Highlights & Insights

  • Systematically reveals the privacy risks of LLM Agent memory modules for the first time, filling a critical gap in security research.
  • The Locator+Aligner attack design is clever, effectively exploiting the inherent characteristics of Agent workflows.
  • Discovers that different retrieval functions have a major impact on privacy leakage—a crucial security factor that should be considered when designing Agents.
  • Serves as a wake-up call for Agent developers: memory modules require dedicated privacy-preserving mechanisms.

Limitations & Future Work

  • Only two Agents and one LLM (GPT-4o) were tested; thus, generalizability remains to be verified.
  • The static memory setting (no memory updates) simplifies real-world scenarios.
  • No concrete defense mechanisms have been proposed.
  • Attacks depend on carefully designed prompts, which may fail if the Agent implements input filtering.
  • vs.

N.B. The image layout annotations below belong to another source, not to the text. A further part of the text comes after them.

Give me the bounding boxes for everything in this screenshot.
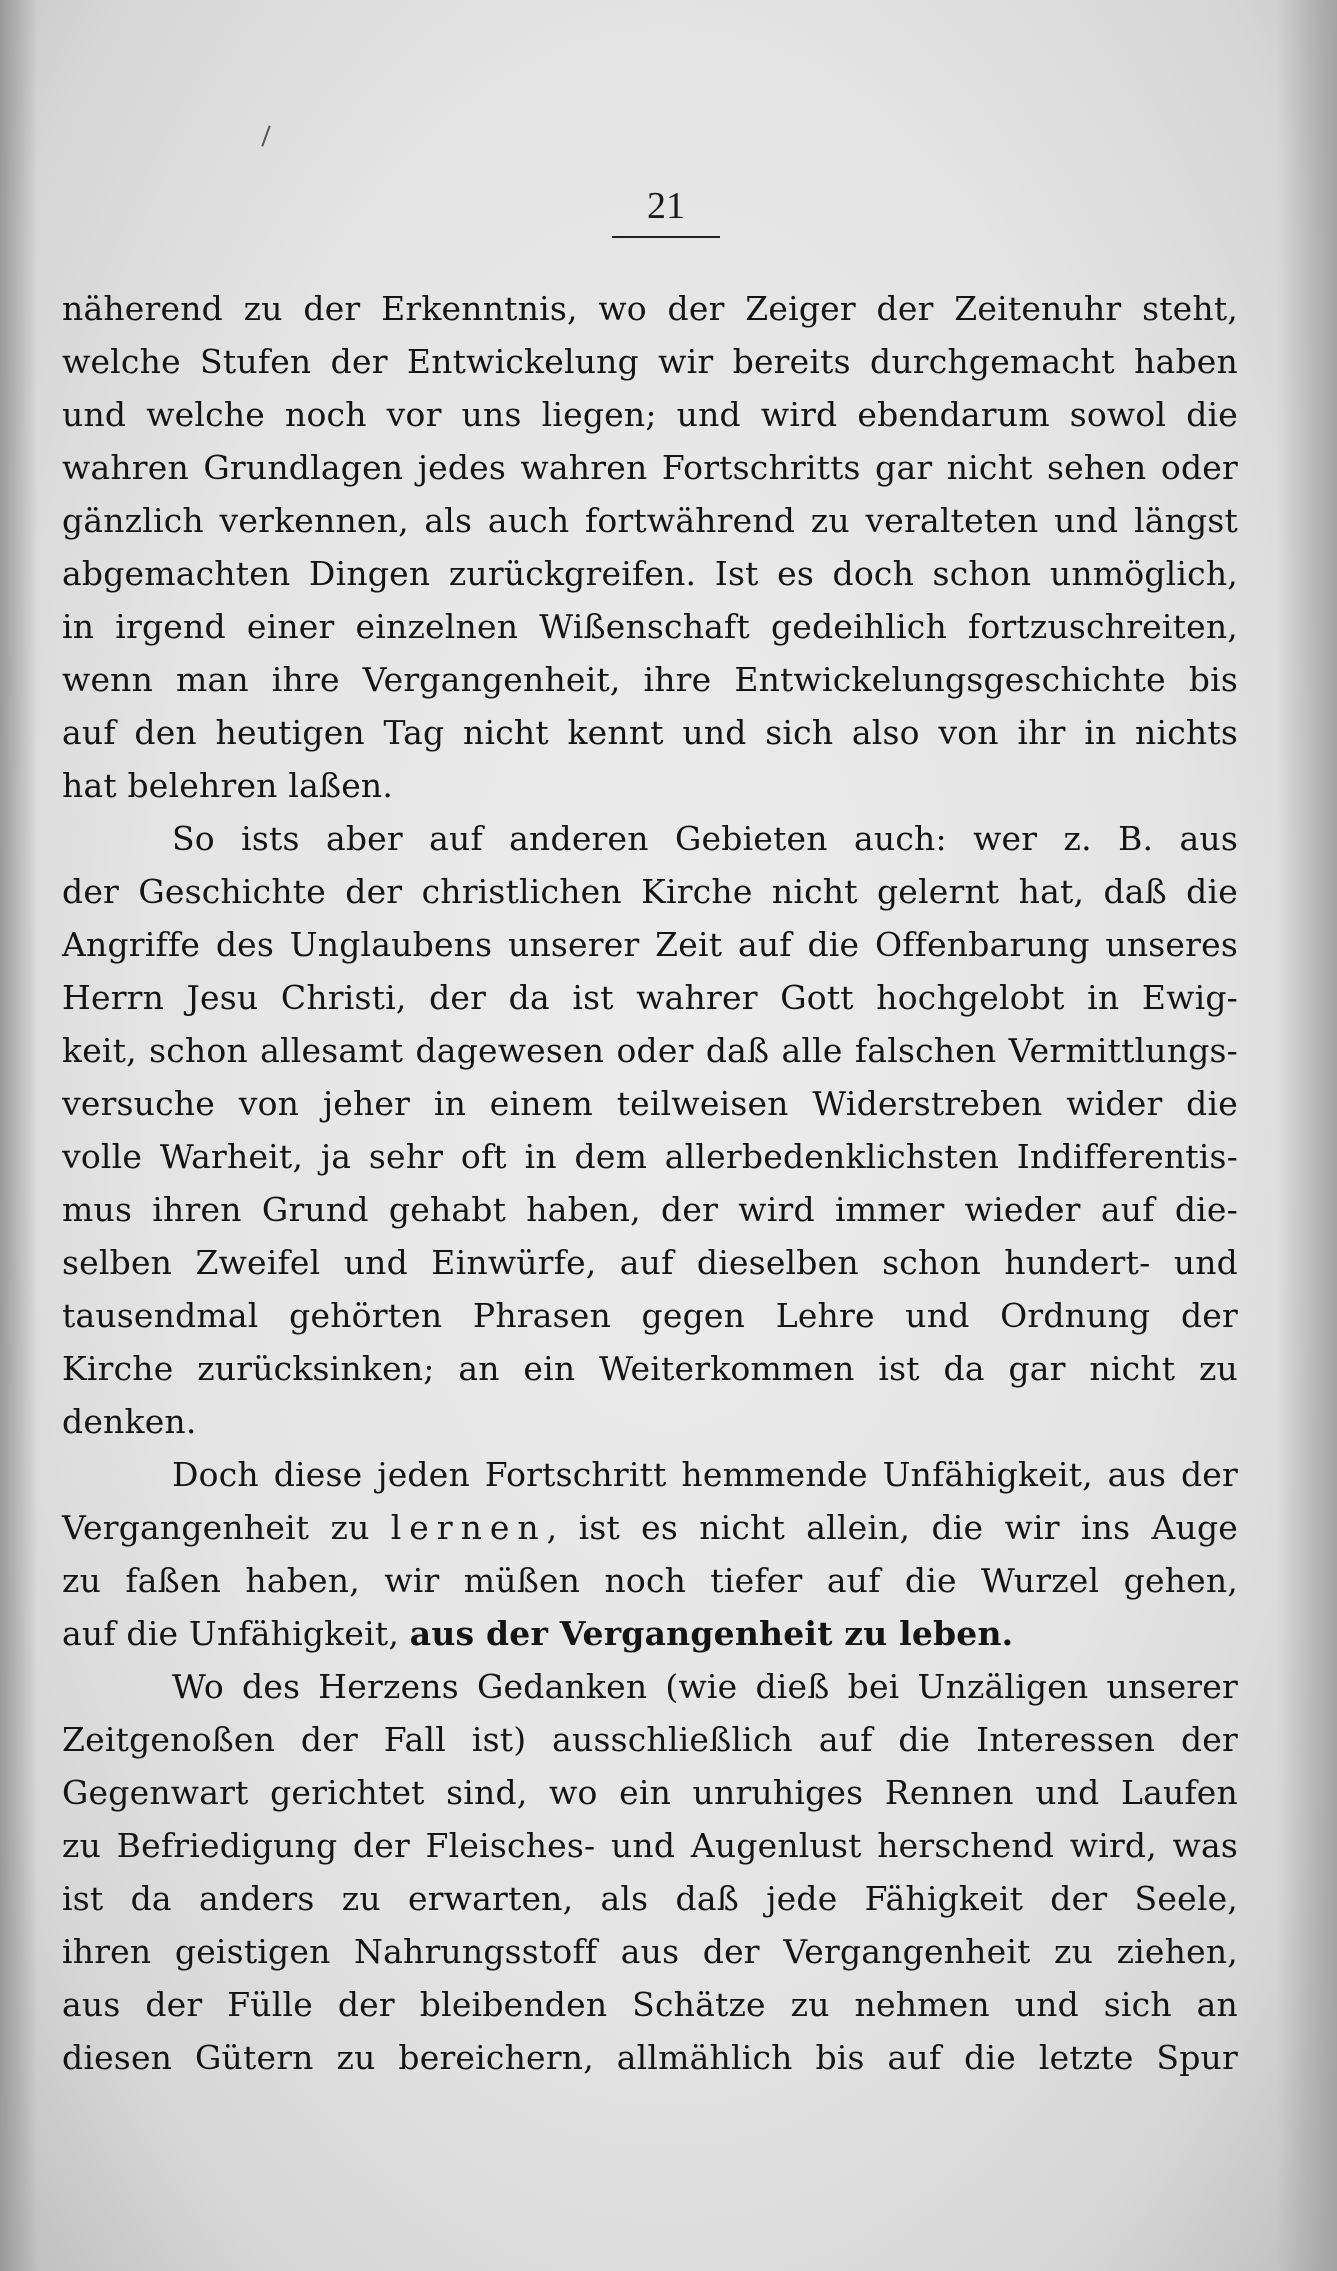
page-number-rule: [612, 236, 720, 238]
spaced-emphasis: lernen: [390, 1508, 547, 1547]
text-line-content: Wo des Herzens Gedanken (wie dieß bei Unzäligen unserer: [172, 1667, 1238, 1706]
paragraph-4: [62, 1660, 1238, 2084]
text-line: versuche von jeher in einem teilweisen Widerstreben wider die: [62, 1084, 1238, 1123]
text-line: ist da anders zu erwarten, als daß jede Fähigkeit der Seele,: [62, 1879, 1238, 1918]
text-line: Herrn Jesu Christi, der da ist wahrer Gott hochgelobt in Ewig-: [62, 978, 1238, 1017]
text-line: diesen Gütern zu bereichern, allmählich bis auf die letzte Spur: [62, 2038, 1238, 2077]
text-line: in irgend einer einzelnen Wißenschaft gedeihlich fortzuschreiten,: [62, 607, 1238, 646]
text-line-content: Doch diese jeden Fortschritt hemmende Unfähigkeit, aus der: [172, 1455, 1238, 1494]
text-line: aus der Fülle der bleibenden Schätze zu nehmen und sich an: [62, 1985, 1238, 2024]
text-line: tausendmal gehörten Phrasen gegen Lehre und Ordnung der: [62, 1296, 1238, 1335]
stray-ink-mark: [261, 125, 270, 146]
text-line: zu Befriedigung der Fleisches- und Augenlust herschend wird, was: [62, 1826, 1238, 1865]
text-line: abgemachten Dingen zurückgreifen. Ist es doch schon unmöglich,: [62, 554, 1238, 593]
paragraph-3: [62, 1448, 1238, 1660]
text-line: [62, 812, 1238, 865]
text-segment: auf die Unfähigkeit,: [62, 1614, 410, 1653]
text-segment: , ist es nicht allein, die wir ins Auge: [546, 1508, 1238, 1547]
paragraph-2: [62, 812, 1238, 1448]
text-line: wenn man ihre Vergangenheit, ihre Entwickelungsgeschichte bis: [62, 660, 1238, 699]
text-line: hat belehren laßen.: [62, 766, 394, 805]
page-number: 21: [647, 185, 685, 227]
text-line: [62, 1607, 1238, 1660]
text-line: mus ihren Grund gehabt haben, der wird immer wieder auf die-: [62, 1190, 1238, 1229]
text-line: auf den heutigen Tag nicht kennt und sich also von ihr in nichts: [62, 713, 1238, 752]
text-line: [62, 1660, 1238, 1713]
text-segment: Vergangenheit zu: [62, 1508, 391, 1547]
text-line: zu faßen haben, wir müßen noch tiefer auf die Wurzel gehen,: [62, 1561, 1238, 1600]
text-line-content: So ists aber auf anderen Gebieten auch: wer z. B. aus: [172, 819, 1238, 858]
text-line: der Geschichte der christlichen Kirche nicht gelernt hat, daß die: [62, 872, 1238, 911]
text-line: denken.: [62, 1402, 197, 1441]
body-text: [62, 282, 1238, 2084]
text-line: ihren geistigen Nahrungsstoff aus der Vergangenheit zu ziehen,: [62, 1932, 1238, 1971]
text-line: Zeitgenoßen der Fall ist) ausschließlich auf die Interessen der: [62, 1720, 1238, 1759]
text-line: wahren Grundlagen jedes wahren Fortschritts gar nicht sehen oder: [62, 448, 1238, 487]
text-line: näherend zu der Erkenntnis, wo der Zeiger der Zeitenuhr steht,: [62, 289, 1238, 328]
text-line: Kirche zurücksinken; an ein Weiterkommen ist da gar nicht zu: [62, 1349, 1238, 1388]
text-line: Angriffe des Unglaubens unserer Zeit auf die Offenbarung unseres: [62, 925, 1238, 964]
text-line: Gegenwart gerichtet sind, wo ein unruhiges Rennen und Laufen: [62, 1773, 1238, 1812]
bold-emphasis: aus der Vergangenheit zu leben.: [409, 1614, 1014, 1653]
text-line: volle Warheit, ja sehr oft in dem allerbedenklichsten Indifferentis-: [62, 1137, 1238, 1176]
paragraph-1: [62, 282, 1238, 812]
text-line: keit, schon allesamt dagewesen oder daß alle falschen Vermittlungs-: [62, 1031, 1238, 1070]
text-line: welche Stufen der Entwickelung wir bereits durchgemacht haben: [62, 342, 1238, 381]
text-line: gänzlich verkennen, als auch fortwährend zu veralteten und längst: [62, 501, 1238, 540]
text-line: [62, 1501, 1238, 1554]
text-line: und welche noch vor uns liegen; und wird ebendarum sowol die: [62, 395, 1238, 434]
text-line: [62, 1448, 1238, 1501]
text-line: selben Zweifel und Einwürfe, auf dieselben schon hundert- und: [62, 1243, 1238, 1282]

RAG Privacy Attacks: RAG attacks only require the LLM to output text, whereas Agent attacks must adapt to complex workflows.
  • vs. Prompt Injection: Prompt injection aims to alter model behavior, whereas MEXTRA specifically aims to extract memory content.

Rating

  • Novelty: ⭐⭐⭐⭐ First systematic study on Agent memory privacy; creative attack design.
  • Experimental Thoroughness: ⭐⭐⭐⭐ Two Agents + multi-factor analysis + ablations + different knowledge levels.
  • Writing Quality: ⭐⭐⭐⭐ Clear problem definition and standardized formulations.
  • Value: ⭐⭐⭐⭐⭐ Important discovery in the security domain, offering direct security guidance for Agent design.